Few things have been more perplexing than the stock's tendency in recent years to trade at or near Book Value. Still uncertain as to the reason, I am influenced by arguments that analysts and investors lacked a clear sense of senior management's operating plan, i.e., will MRO be predominantly a production or a retail distribution company? A window of clarification may be appearing before us: measured by Revenue flows, a 60-40 split is emerging as the consensus focus. The business model uncertainty doubtless contributes to the stock's noteworthy Beta of 1.33, a volatility expectation those venturing in should not ignore.
Returning to the above theme of moving targets and market imponderables, the consensus EPS call for 2011 stands in the zone of $4.30, a number loosely bounded by a high of $5.60 and a low of $3.40, an inordinately wide range. My own model carries me to $4.45, but I allow for the possibility that both I and consensus are understating the tax rate kicker. Investors entering the ring today at $36 a share may be comforted by the 8.5 Multiple on 2011, but are nonetheless cautioned that the associated $3.2 Billion in after-tax earnings will only scrape the total brought home in 2008, while falling considerably below outcomes over each of the two years prior to that.

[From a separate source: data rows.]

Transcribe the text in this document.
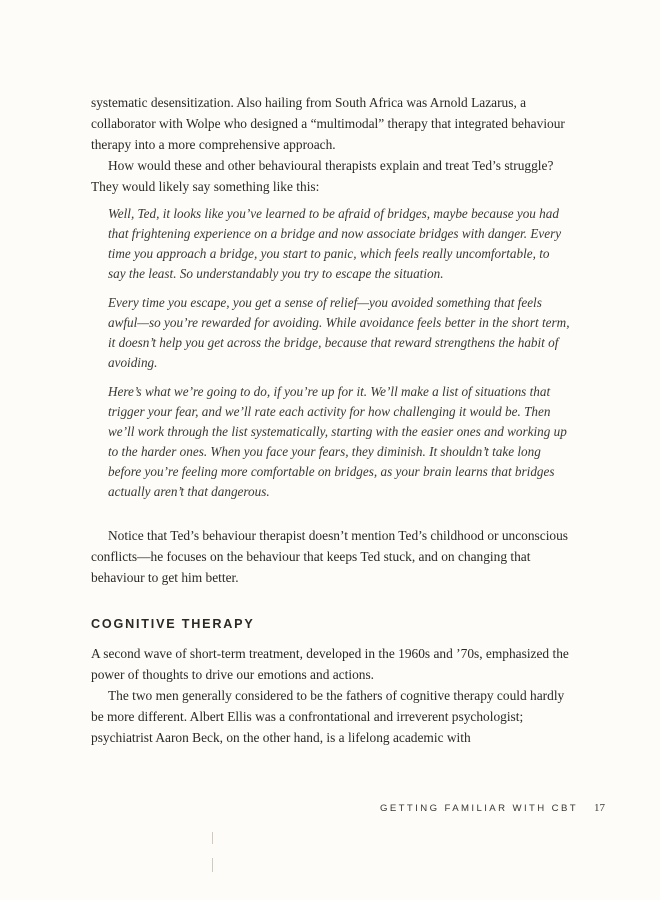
systematic desensitization. Also hailing from South Africa was Arnold Lazarus, a collaborator with Wolpe who designed a “multimodal” therapy that integrated behaviour therapy into a more comprehensive approach.

How would these and other behavioural therapists explain and treat Ted’s struggle? They would likely say something like this:

Well, Ted, it looks like you’ve learned to be afraid of bridges, maybe because you had that frightening experience on a bridge and now associate bridges with danger. Every time you approach a bridge, you start to panic, which feels really uncomfortable, to say the least. So understandably you try to escape the situation.

Every time you escape, you get a sense of relief—you avoided something that feels awful—so you’re rewarded for avoiding. While avoidance feels better in the short term, it doesn’t help you get across the bridge, because that reward strengthens the habit of avoiding.

Here’s what we’re going to do, if you’re up for it. We’ll make a list of situations that trigger your fear, and we’ll rate each activity for how challenging it would be. Then we’ll work through the list systematically, starting with the easier ones and working up to the harder ones. When you face your fears, they diminish. It shouldn’t take long before you’re feeling more comfortable on bridges, as your brain learns that bridges actually aren’t that dangerous.

Notice that Ted’s behaviour therapist doesn’t mention Ted’s childhood or unconscious conflicts—he focuses on the behaviour that keeps Ted stuck, and on changing that behaviour to get him better.

COGNITIVE THERAPY

A second wave of short-term treatment, developed in the 1960s and ’70s, emphasized the power of thoughts to drive our emotions and actions.

The two men generally considered to be the fathers of cognitive therapy could hardly be more different. Albert Ellis was a confrontational and irreverent psychologist; psychiatrist Aaron Beck, on the other hand, is a lifelong academic with

GETTING FAMILIAR WITH CBT 17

The current market also brushes up against the 52 week closing best, and it was not all that long ago that MRO was freely offered a notch or two below $30. Its $1.00 annual dividend throws of an entry yield of 2.8%. Churn and burn them as I might, I don't see MRO's composite numbers pushing the stock price much beyond the low to mid 40s in the coming year, but that target range will afford capital gains of 18-20%, even if sprung from a $36 launch pad. The more venturesome and optimistic among us may be emboldened by the realization that a climb in the Price/Book ratio to merely 1.5 times would be enough to carry the share price close to $50.
Any portfolio feeling under weight in the Energy patch is advised to give MRO serious and fair minded consideration. Plenty though the risks may be, sufficient improvements in overall operating margins are enough to warrant their undertaking.
Disclosure: I have no positions in any stocks mentioned, and no plans to initiate any positions within the next 72 hours.